Axon is the long projection of a neuron/nerve cell that transmits electrical impulses to muscles and other nerve cells. How nerves, bundles of axons and often meter-long processes of neurons maintain their integrity has been one of the fundamental questions in neuroscience, as failure of axonal integrity may cause axonal dying back or retrograde degeneration of nerves – a process very similar to the injury-induced Wallerian Degeneration. For years, the NMNAT-related signaling pathway was the only mechanism known to have a deterrent effect against this process.
However, in the latest study co-led by Prof. Kai Liu, Cheng Associate Professor from the Division of Life Science at HKUST, Prof. FANG Yanshan from CAS’ Shanghai Institute of Organic Chemistry and Prof. LI Ang from Guangdong-Hong Kong-Macau Institute of CNS Regeneration at Jinan University, a new gene Vps4 was identified to be effective in delaying the degradation of damaged nerves as well. The finding was published in the scientific journal Science Advances.
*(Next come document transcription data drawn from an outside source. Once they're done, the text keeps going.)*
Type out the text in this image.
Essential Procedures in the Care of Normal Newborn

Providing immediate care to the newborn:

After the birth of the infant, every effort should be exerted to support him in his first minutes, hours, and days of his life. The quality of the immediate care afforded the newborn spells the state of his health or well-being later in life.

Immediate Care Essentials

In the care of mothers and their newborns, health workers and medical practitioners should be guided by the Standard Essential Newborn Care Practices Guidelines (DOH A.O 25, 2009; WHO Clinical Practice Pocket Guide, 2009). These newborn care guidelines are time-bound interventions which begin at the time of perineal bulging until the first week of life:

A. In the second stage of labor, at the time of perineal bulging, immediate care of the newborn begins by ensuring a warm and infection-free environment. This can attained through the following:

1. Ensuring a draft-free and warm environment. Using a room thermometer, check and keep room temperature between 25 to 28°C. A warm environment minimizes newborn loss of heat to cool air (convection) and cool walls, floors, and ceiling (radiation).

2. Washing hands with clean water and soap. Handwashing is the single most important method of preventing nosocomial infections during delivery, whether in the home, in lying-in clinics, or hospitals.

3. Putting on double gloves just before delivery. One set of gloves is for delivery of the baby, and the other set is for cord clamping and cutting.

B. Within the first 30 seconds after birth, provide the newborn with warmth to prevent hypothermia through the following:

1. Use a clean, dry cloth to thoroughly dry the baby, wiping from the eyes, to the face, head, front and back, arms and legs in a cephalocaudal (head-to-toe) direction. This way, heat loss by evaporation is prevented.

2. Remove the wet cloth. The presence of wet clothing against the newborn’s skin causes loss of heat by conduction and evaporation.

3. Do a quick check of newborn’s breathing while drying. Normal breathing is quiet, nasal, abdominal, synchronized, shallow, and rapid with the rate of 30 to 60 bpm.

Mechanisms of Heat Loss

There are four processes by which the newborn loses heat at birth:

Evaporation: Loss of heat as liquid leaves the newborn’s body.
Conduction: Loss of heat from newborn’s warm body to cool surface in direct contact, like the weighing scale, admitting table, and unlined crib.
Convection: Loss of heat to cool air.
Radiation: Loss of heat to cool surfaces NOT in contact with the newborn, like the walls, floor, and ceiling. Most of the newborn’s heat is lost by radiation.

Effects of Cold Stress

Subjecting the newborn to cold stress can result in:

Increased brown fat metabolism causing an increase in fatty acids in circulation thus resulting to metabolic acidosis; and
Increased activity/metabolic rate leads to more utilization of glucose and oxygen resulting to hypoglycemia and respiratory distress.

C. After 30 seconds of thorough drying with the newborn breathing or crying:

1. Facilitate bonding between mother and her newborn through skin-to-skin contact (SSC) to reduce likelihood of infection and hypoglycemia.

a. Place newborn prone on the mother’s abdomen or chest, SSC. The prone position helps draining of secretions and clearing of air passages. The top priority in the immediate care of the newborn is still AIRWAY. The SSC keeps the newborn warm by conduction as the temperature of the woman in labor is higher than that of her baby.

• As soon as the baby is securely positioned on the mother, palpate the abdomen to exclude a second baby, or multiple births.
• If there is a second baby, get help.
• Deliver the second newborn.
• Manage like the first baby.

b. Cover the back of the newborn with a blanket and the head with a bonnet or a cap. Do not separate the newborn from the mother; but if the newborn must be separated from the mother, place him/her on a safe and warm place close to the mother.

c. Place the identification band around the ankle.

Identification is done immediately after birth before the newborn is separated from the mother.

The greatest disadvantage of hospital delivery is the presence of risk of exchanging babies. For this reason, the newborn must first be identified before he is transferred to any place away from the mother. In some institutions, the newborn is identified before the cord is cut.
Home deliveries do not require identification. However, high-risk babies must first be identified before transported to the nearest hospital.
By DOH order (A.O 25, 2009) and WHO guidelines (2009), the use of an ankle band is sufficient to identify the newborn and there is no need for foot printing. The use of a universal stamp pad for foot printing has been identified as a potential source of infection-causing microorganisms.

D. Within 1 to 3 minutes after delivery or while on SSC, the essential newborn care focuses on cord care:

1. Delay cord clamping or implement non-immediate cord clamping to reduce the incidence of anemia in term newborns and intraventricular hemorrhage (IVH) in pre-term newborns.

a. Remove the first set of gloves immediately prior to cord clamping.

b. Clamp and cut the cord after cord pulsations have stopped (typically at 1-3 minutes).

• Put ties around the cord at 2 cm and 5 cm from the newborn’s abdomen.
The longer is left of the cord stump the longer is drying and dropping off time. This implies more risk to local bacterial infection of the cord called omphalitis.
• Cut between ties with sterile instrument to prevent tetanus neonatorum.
Representative images of GFP-positive optic axons from mice with adeno-associated virus (AAV)–hemagglutinin (HA) (control) or AAV-Vps4B injection at the indicated time after optic nerve crush. Integrity of the injured nerve is apparently more intact within three days after upregulation of Vps4 than that which have not been regulated.
Through genetic screening in fruit flies, and later verification in rodents, the team used both in vitro and in vivo system to demonstrate that overexpressing Vps4 protein could delay the degradation of damaged nerves by up to three days. This discovery marks an important breakthrough in understanding the molecular mechanism that regulates axonal integrity and possibly neurodegeneration.
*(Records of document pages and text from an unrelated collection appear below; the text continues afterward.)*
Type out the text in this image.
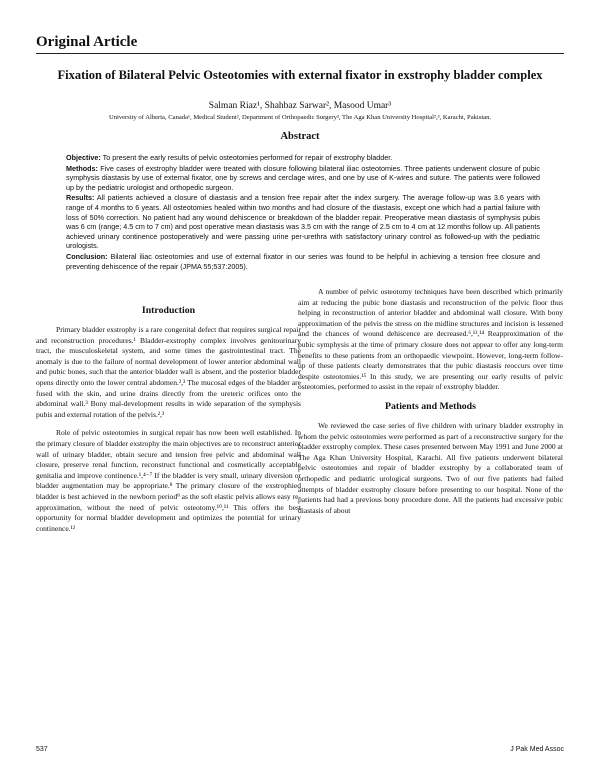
Original Article
Fixation of Bilateral Pelvic Osteotomies with external fixator in exstrophy bladder complex
Salman Riaz¹, Shahbaz Sarwar², Masood Umar³
University of Alberta, Canada¹, Medical Student², Department of Orthopaedic Surgery³, The Aga Khan University Hospital²,³, Karachi, Pakistan.
Abstract

Objective: To present the early results of pelvic osteotomies performed for repair of exstrophy bladder.

Methods: Five cases of exstrophy bladder were treated with closure following bilateral iliac osteotomies. Three patients underwent closure of pubic symphysis diastasis by use of external fixator, one by screws and cerclage wires, and one by use of K-wires and suture. The patients were followed up by the pediatric urologist and orthopedic surgeon.

Results: All patients achieved a closure of diastasis and a tension free repair after the index surgery. The average follow-up was 3.6 years with range of 4 months to 6 years. All osteotomies healed within two months and had closure of the diastasis, except one which had a partial failure with loss of 50% correction. No patient had any wound dehiscence or breakdown of the bladder repair. Preoperative mean diastasis of symphysis pubis was 6 cm (range; 4.5 cm to 7 cm) and post operative mean diastasis was 3.5 cm with the range of 2.5 cm to 4 cm at 12 months follow up. All patients achieved urinary continence postoperatively and were passing urine per-urethra with satisfactory urinary control as followed-up with the pediatric urologists.

Conclusion: Bilateral iliac osteotomies and use of external fixator in our series was found to be helpful in achieving a tension free closure and preventing dehiscence of the repair (JPMA 55;537:2005).

Introduction

Primary bladder exstrophy is a rare congenital defect that requires surgical repair and reconstruction procedures.¹ Bladder-exstrophy complex involves genitourinary tract, the musculoskeletal system, and some times the gastrointestinal tract. The anomaly is due to the failure of normal development of lower anterior abdominal wall and pubic bones, such that the anterior bladder wall is absent, and the posterior bladder opens directly onto the lower central abdomen.²,³ The mucosal edges of the bladder are fused with the skin, and urine drains directly from the ureteric orifices onto the abdominal wall.³ Bony mal-development results in wide separation of the symphysis pubis and external rotation of the pelvis.²,³

Role of pelvic osteotomies in surgical repair has now been well established. In the primary closure of bladder exstrophy the main objectives are to reconstruct anterior wall of urinary bladder, obtain secure and tension free pelvic and abdominal wall closure, preserve renal function, reconstruct functional and cosmetically acceptable genitalia and improve continence.¹,⁴⁻⁷ If the bladder is very small, urinary diversion or bladder augmentation may be appropriate.⁸ The primary closure of the exstrophied bladder is best achieved in the newborn period⁹ as the soft elastic pelvis allows easy re-approximation, without the need of pelvic osteotomy.¹⁰,¹¹ This offers the best opportunity for normal bladder development and optimizes the potential for urinary continence.¹²

A number of pelvic osteotomy techniques have been described which primarily aim at reducing the pubic bone diastasis and reconstruction of the pelvic floor thus helping in reconstruction of anterior bladder and abdominal wall closure. With bony approximation of the pelvis the stress on the midline structures and incision is lessened and the chances of wound dehiscence are decreased.⁶,¹³,¹⁴ Reapproximation of the pubic symphysis at the time of primary closure does not appear to offer any long-term benefits to these patients from an orthopaedic viewpoint. However, long-term follow-up of these patients clearly demonstrates that the pubic diastasis reoccurs over time despite osteotomies.¹⁵ In this study, we are presenting our early results of pelvic osteotomies, performed to assist in the repair of exstrophy bladder.

Patients and Methods

We reviewed the case series of five children with urinary bladder exstrophy in whom the pelvic osteotomies were performed as part of a reconstructive surgery for the bladder exstrophy complex. These cases presented between May 1991 and June 2000 at The Aga Khan University Hospital, Karachi. All five patients underwent bilateral pelvic osteotomies and repair of bladder exstrophy by a collaborated team of orthopedic and pediatric urological surgeons. Two of our five patients had failed attempts of bladder exstrophy closure before presenting to our hospital. None of the patients had had a previous bony procedure done. All the patients had excessive pubic diastasis of about

537	J Pak Med Assoc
Different from NMNAT, Vps4 also regulates autophagy – a process that removes damaged proteins and organelles to combat the negative effects of axon injury and neurodegeneration during aging. The depletion of Vps4 may induce autophagic impediment and lead to the subsequent axonal degeneration.
Prof. Liu commented, “In the future studies, suppressing the rapid degradation of Vps4 may be an important direction and is expected to obtain stronger neuroprotective effects. Moreover, a combination of the Vps4 and NMNAT pathways act may also be a new strategy for the treatment of neural injury and degeneration.”
Prof. Liu is a leading expert on axonal regeneration. Benefiting from the Chinese government’s new policy which allows transmission of mainland research funding into Hong Kong, Prof. Liu was able to expand his research area into axonal degeneration, resulting in this cross-institutional collaboration.
Haiqiong Wang, Xuejie Wang, Kai Zhang, Qingyao Wang, Xu Cao, Zhao Wang, Shuang Zhang, Ang Li, Kai Liu, Yanshan Fang. Rapid depletion of ESCRT protein Vps4 underlies injury-induced autophagic impediment and Wallerian degeneration. Sci Adv, 2019; DOI: 10.1126/sciadv.aav4971.